Amadou Gon Coulibaly, son plus proche collaborateur, à l’exception de son frère Téné Birahima Ouattara, lui voue une estime – c’est un euphémisme – réciproque. En politique, un aussi long compagnonnage, où se sont entremêlés les honneurs et les défis, le pouvoir et la marginalisation, l’opposition, la guerre puis, de nouveau, le pouvoir, sans anicroche, est exceptionnel.

Lors de notre dernière interview, en décembre 2019, nous lui avions demandé ce qu’il retenait de ces trois décennies passées aux côtés d’ADO, de ce long combat qui prit parfois des allures tragiques. Voici sa réponse : « Ce fut une aventure politique forte et une aventure humaine extraordinaire, car nous avons noué une relation quasi filiale.

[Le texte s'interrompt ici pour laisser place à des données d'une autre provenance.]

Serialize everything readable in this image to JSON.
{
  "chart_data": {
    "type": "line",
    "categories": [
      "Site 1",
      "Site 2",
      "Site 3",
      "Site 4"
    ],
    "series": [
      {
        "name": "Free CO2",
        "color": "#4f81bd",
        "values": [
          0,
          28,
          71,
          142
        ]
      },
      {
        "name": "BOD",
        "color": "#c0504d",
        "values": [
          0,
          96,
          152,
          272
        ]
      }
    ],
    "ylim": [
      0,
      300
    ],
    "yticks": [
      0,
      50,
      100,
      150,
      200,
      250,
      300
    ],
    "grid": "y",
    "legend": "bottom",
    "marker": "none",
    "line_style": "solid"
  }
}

Je ne peux dissocier les deux, je ne peux oublier ce que nous avons vécu ensemble, à l’hôtel du Golf notamment, où son leadership et son sang-froid se sont imposés à tous. Ce combat était juste. Nous devions le mener. Il y a eu de graves difficultés, qui, je m’en réjouis, ont pu être surmontées. Il y a eu des retrouvailles qui ont rendu possible l’existence d’un parti comme le RHDP. Mais il faut aller plus loin, ouvrir ce parti à d’autres formations, mais aussi à tous les Ivoiriens épris de paix qui rêvent de moderniser et de développer leur pays. L’essentiel est de pouvoir vivre ensemble. » Ce qui aurait pu constituer le socle de son projet politique, cette large ouverture qu’il appelait de ses vœux, prend aujourd’hui, hélas, des allures d’épitaphe.